Freedom New Mexico
It looks as if those who constantly decry the commercialization of Christmas might have finally gotten their wish.
Those of us who ventured out for Christmas shopping this year found the crowds strangely thin and the discounts from desperate retailers surprisingly deep.
Of course, this cutback in Christmas spending — we won’t know the final statistics for some time now but we would be surprised if they are especially encouraging — is unlikely to have come from a sudden increase in spiritual awareness and a decline in materialism.
Instead, it has been a side effect of a recession that may not be as deep and wrenching as some alarmists believe but is still undeniably real. Even people who are still employed and haven’t had their pay cut feel pangs of uncertainty that have made the annual orgy of putting it on the plastic and worrying about the bills next year seem less sustainable than usual.
Countless retailers who depend on the Christmas season to seal their profitability for the year will be hurt, and of course those who have lost jobs or experienced pay cuts are hurting in ways many of us can hardly imagine. There is still time for those who still have resources to help out, remembering that the need does not end with the end of the holiday season.
This might also be a good year to contemplate just how unlikely and yet inspiring is the Christmas story.
Christmas, of course, celebrates the birth of Jesus, who, Christians believe, came to earth to save humankind from its multifarious sins and transgressions, to offer hope of salvation to those who believe.
If one thinks as the world does, one might have expected such an important child, destined to be the savior of the world, to have been born in a royal palace, surrounded by servants and luxurious trappings. And surely such a personage would be born in one of the imperial political capitals of the world at the time.
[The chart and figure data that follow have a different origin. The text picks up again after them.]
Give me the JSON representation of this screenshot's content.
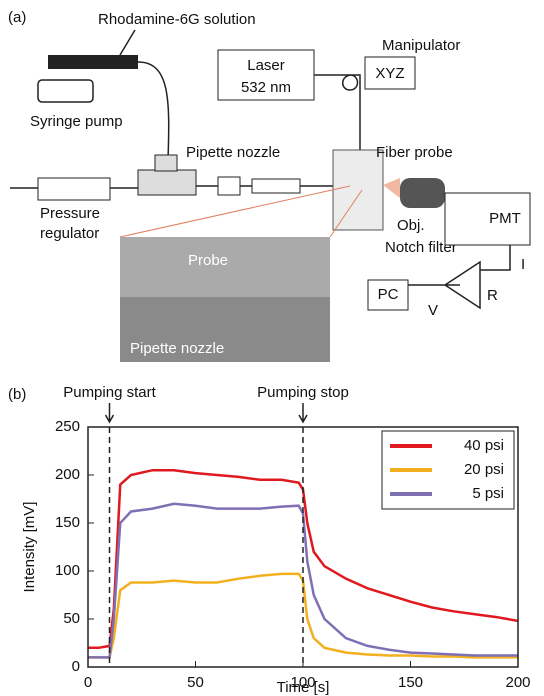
{
  "diagram": {
    "panel_label": "(a)",
    "rhodamine": "Rhodamine-6G solution",
    "syringe_pump": "Syringe pump",
    "pressure_regulator": [
      "Pressure",
      "regulator"
    ],
    "pipette_nozzle": "Pipette nozzle",
    "laser": [
      "Laser",
      "532 nm"
    ],
    "manipulator": "Manipulator",
    "xyz": "XYZ",
    "fiber_probe": "Fiber probe",
    "objective": "Obj.",
    "notch_filter": "Notch filter",
    "pmt": "PMT",
    "current": "I",
    "resistor": "R",
    "voltage": "V",
    "pc": "PC",
    "inset_probe": "Probe",
    "inset_nozzle": "Pipette nozzle"
  },
  "chart_data": {
    "type": "line",
    "panel_label": "(b)",
    "x_label": "Time [s]",
    "y_label": "Intensity [mV]",
    "x": [
      0,
      5,
      10,
      12,
      15,
      20,
      30,
      40,
      50,
      60,
      70,
      80,
      90,
      98,
      100,
      102,
      105,
      110,
      120,
      130,
      140,
      150,
      160,
      170,
      180,
      190,
      200
    ],
    "series": [
      {
        "name": "40 psi",
        "color": "#e0191f",
        "values": [
          20,
          20,
          22,
          60,
          190,
          200,
          205,
          205,
          202,
          200,
          198,
          195,
          195,
          192,
          185,
          150,
          120,
          105,
          92,
          82,
          75,
          68,
          62,
          58,
          55,
          52,
          48
        ]
      },
      {
        "name": "20 psi",
        "color": "#f2b01e",
        "values": [
          10,
          10,
          10,
          30,
          80,
          88,
          88,
          90,
          88,
          88,
          92,
          95,
          97,
          97,
          90,
          50,
          30,
          20,
          15,
          13,
          12,
          12,
          11,
          11,
          10,
          10,
          10
        ]
      },
      {
        "name": "5 psi",
        "color": "#7f6fb3",
        "values": [
          10,
          10,
          10,
          50,
          150,
          162,
          165,
          170,
          168,
          165,
          165,
          165,
          167,
          168,
          160,
          110,
          75,
          50,
          30,
          22,
          18,
          15,
          14,
          13,
          12,
          12,
          12
        ]
      }
    ],
    "xlim": [
      0,
      200
    ],
    "xticks": [
      0,
      50,
      100,
      150,
      200
    ],
    "ylim": [
      0,
      250
    ],
    "yticks": [
      0,
      50,
      100,
      150,
      200,
      250
    ],
    "annotations": [
      {
        "text": "Pumping start",
        "x": 10
      },
      {
        "text": "Pumping stop",
        "x": 100
      }
    ],
    "legend": "upper right"
  }
}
Yet Jesus was born in a politically insignificant backwater of the leading empire of the time, Rome — a province acquired almost off-handedly and noted mainly for its capacity to irritate its rulers rather than contributing much to their splendor.
Instead of being born in a royal palace, Jesus was born in a stable or a cave, his parents having been turned away from every decent inn in town. His earthly parents were not notables even in their local region, but modest people.
His birth was not announced to the political leaders and luminaries of society, but to a band of shepherds — an important occupation in a land where sheep were important both economically and symbolically, but hardly a high-status occupation.
The birth of Jesus, then, was not only an affront to the powerful of the earth, but a direct challenge to their self-importance. The child who would be proclaimed the Son of God came from the meek and lowly of the earth and sent the message that God placed no importance on worldly power or riches.
Whether one is a believing Christian or not, these insights into the nature of the God Christians profess — often enough only faintly understood or almost completely misunderstood by believers themselves — offer an important window into authentic Christianity.
If this year of uncertainty and vague fear is an occasion to help us understand the truly valuable things of this life are not found in power and riches but in our relationships — in our capacity to cherish our families, love our neighbors, stretch out a helping hand to those less fortunate, and seek reconciliation with those who would be our enemies — perhaps it will be a rich and blessed Christmas after all.